Nel primo capitolo, in compagnia della Bibbia, ho cercato di cogliere come il popolo d’Israele ha percepito e vissuto la musica strumentale ed il canto. Ho colto che le pagine dell’A.T. rivelano che il canto, insieme all’arte del suonare degli strumenti musicali e danzare, è stato compagno di viaggio del popolo d’Israele. Un popolo che, si potrebbe dire, citando le parole di S. Agostino, “canta e cammina”. Così, ho appreso che, tra momenti di culto, di feste e di normale quotidianità, a suon di trombe, corni, cembali, cetre, arpe, sistri, tamburelli e canti, in atteggiamento di cammino interiore ed esteriore, il popolo costruiva, mentre viveva, la sua relazione con Jahvè, il suo cammino di fede, la sua storia di salvezza.

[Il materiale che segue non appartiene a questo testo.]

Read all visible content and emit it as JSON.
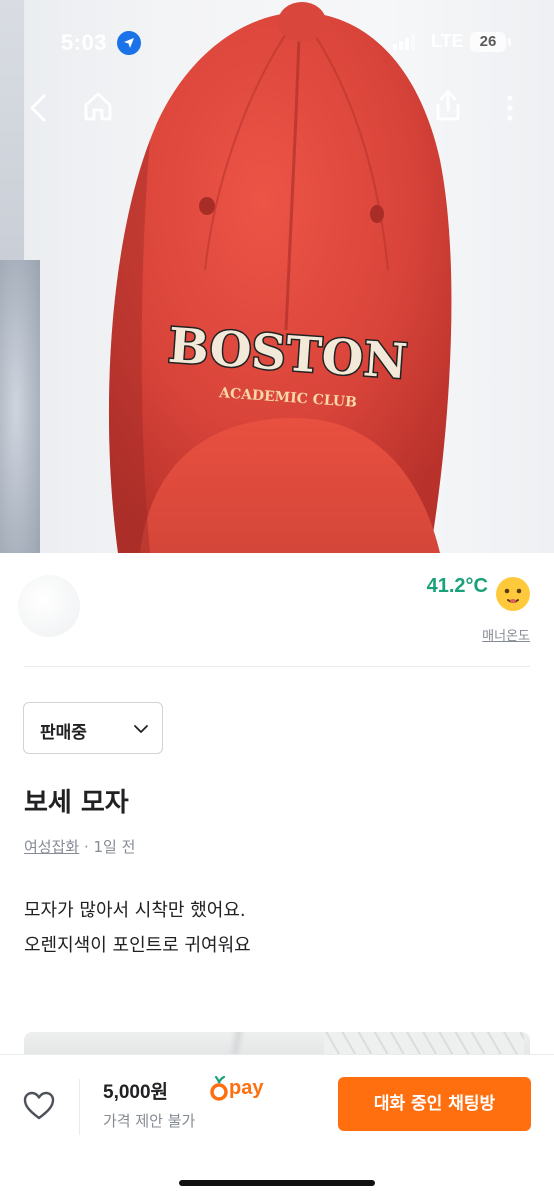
{
  "status_bar": {
    "time": "5:03",
    "network": "LTE",
    "battery": "26"
  },
  "icons": {
    "back": "chevron-left-icon",
    "home": "home-icon",
    "share": "share-icon",
    "more": "more-vertical-icon",
    "like": "heart-icon"
  },
  "hero_image": {
    "cap_text_main": "BOSTON",
    "cap_text_sub": "ACADEMIC CLUB",
    "cap_color": "#e0463a"
  },
  "seller": {
    "manner_temperature": "41.2°C",
    "manner_label": "매너온도",
    "temperature_color": "#1aa17a"
  },
  "listing": {
    "status": "판매중",
    "title": "보세 모자",
    "category": "여성잡화",
    "separator": " · ",
    "posted": "1일 전",
    "description": [
      "모자가 많아서 시착만 했어요.",
      "오렌지색이 포인트로 귀여워요"
    ]
  },
  "bottom_bar": {
    "price": "5,000원",
    "pay_label": "pay",
    "offer_note": "가격 제안 불가",
    "chat_button": "대화 중인 채팅방",
    "accent_color": "#ff6f0f"
  }
}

Poi, convinta che il linguaggio musicale porti in sé e con sé aspetti educativo-teologici, nel secondo capitolo ho individuato e riportato alcuni di essi raggruppati in tre binomi: la voce e l’ascolto, il silenzio e la parola, infine, il tempo ed il ritmo. Ho pensato la relazione tra Dio e l’uomo come una relazione scritta su uno spartito musicale dove ci sono delle chiavi di lettura, delle indicazioni di tempi, ritmi, silenzi; dove possono esserci delle parole che richiedono voci che le interpretino e persone che ascoltino con le orecchie del cuore, come direbbe don Saliers.
Nella storia del popolo eletto, l’invito ad ascoltare è stato come un ritornello all’interno di un canto. Infatti, nelle pagine dell’A.T. il famoso «Ascolta Israele» (Dt 6,4), seppure con varie forme, ricorre spessissimo. Per Israele allenare l’orecchio all’ascolto ed affinare questa capacità era come una garanzia che egli stava camminando nella direzione della vita secondo Jahvè.

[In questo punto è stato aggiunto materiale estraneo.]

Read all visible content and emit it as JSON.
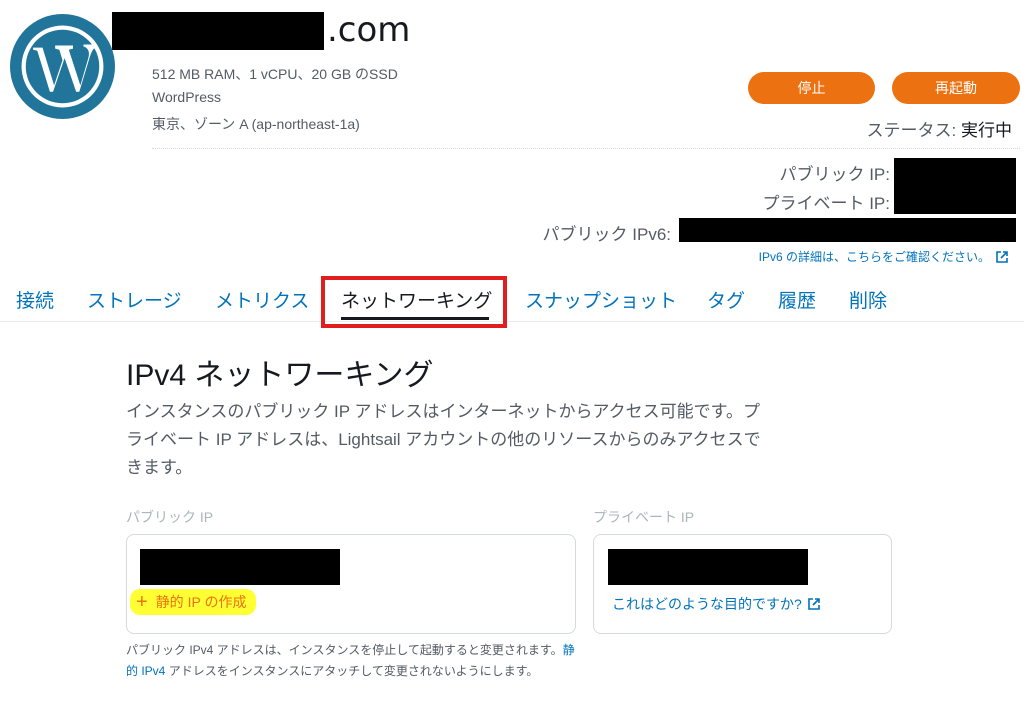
{
  "instance": {
    "domain_suffix": ".com",
    "specs": "512 MB RAM、1 vCPU、20 GB のSSD",
    "blueprint": "WordPress",
    "zone": "東京、ゾーン A (ap-northeast-1a)",
    "logo_icon": "wordpress-logo-icon"
  },
  "actions": {
    "stop_label": "停止",
    "reboot_label": "再起動"
  },
  "status": {
    "label": "ステータス: ",
    "value": "実行中"
  },
  "ips": {
    "public_label": "パブリック IP:",
    "private_label": "プライベート IP:",
    "ipv6_label": "パブリック IPv6:",
    "ipv6_help": "IPv6 の詳細は、こちらをご確認ください。"
  },
  "tabs": [
    {
      "label": "接続"
    },
    {
      "label": "ストレージ"
    },
    {
      "label": "メトリクス"
    },
    {
      "label": "ネットワーキング"
    },
    {
      "label": "スナップショット"
    },
    {
      "label": "タグ"
    },
    {
      "label": "履歴"
    },
    {
      "label": "削除"
    }
  ],
  "active_tab": "ネットワーキング",
  "networking": {
    "title": "IPv4 ネットワーキング",
    "description": "インスタンスのパブリック IP アドレスはインターネットからアクセス可能です。プライベート IP アドレスは、Lightsail アカウントの他のリソースからのみアクセスできます。",
    "public_col_label": "パブリック IP",
    "private_col_label": "プライベート IP",
    "create_static_ip": "静的 IP の作成",
    "purpose_link": "これはどのような目的ですか?",
    "note_part1": "パブリック IPv4 アドレスは、インスタンスを停止して起動すると変更されます。",
    "note_link": "静的 IPv4",
    "note_part2": " アドレスをインスタンスにアタッチして変更されないようにします。"
  },
  "colors": {
    "accent_orange": "#ec7211",
    "link_blue": "#0073bb",
    "wordpress_blue": "#21759b",
    "highlight_red": "#e01e1e",
    "highlight_yellow": "#ffff33"
  }
}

Ma quando la voce dei profeti denunciava ingiustizie ed invitava a rivedere il proprio stile di vita, in chi non condivideva tale invito non solo l’ascolto scemava, ma affiorava e si rafforzava la voglia di mettere a tacere quelle voci. Come era avvenuto anche con la voce di Giovanni Battista. Infatti, la sua voce, diventata sgradita e scomoda, taccerà sulle note di una danza: quella della figlia di Erodìade.
Nel terzo capitolo tutte queste riflessioni confluiscono in un percorso didattico svolto con bambini delle scuole dell’infanzia in cui attualmente lavoro. La musica è stata la nostra compagna di cammino fin dalla prima lezione.
Premetto che quando ho proposto la creazione i bambini conoscevano già i nomi degli strumenti musicali, sapevano di che materiale erano fatti e li riconoscevano dal suono.
Per ogni giorno della creazione ho dedicato una lezione in cui leggevo i versetti del libro della Genesi, poi proponevo una canzone invitando i bambini ad ascoltare attentamente ed individuare la parola che si ripeteva o di che cosa parlava. Poi, pensando all’elemento della creazione individuato, cercare di abbinarlo ad uno o più strumenti e motivare la scelta. Sceglievano in base ai suoni, al materiale, al colore e alla forma degli strumenti.
Nel quarto capitolo ho riportato la rilettura dell’esperienza in chiave pedagogico – teologica.
Posso dire che i bambini hanno potuto affinare la capacità di ascolto, sperimentare l’arte del silenzio, la condivisione, il rispetto dei ritmi e tempi degli altri, l’appartenenza ad un gruppo.
In effetti, anche i bambini che, per vari motivi, non riuscivano a comunicare con la parola, partecipavano alle proposte attraverso l’ascolto delle canzoni, il battito delle mani, l’esecuzione dei ritmi proposti e suonati attraverso varie parti del corpo, danzando, fingendo di dirigere le canzoni, suonando strumenti a percussione. Tutte modalità che li facevano sentire appartenenti e non esclusi dalla comunicazione, dal gruppo classe, dalla possibilità di esprimere le loro emozioni, la loro gioia di esserci, di suonare e di stare insieme. Condivido, perciò, pienamente le parole di Léos Janàcek, «Dove la parola manca, là comincia la musica; dove le parole si arrestano, là l’uomo non può che cantare».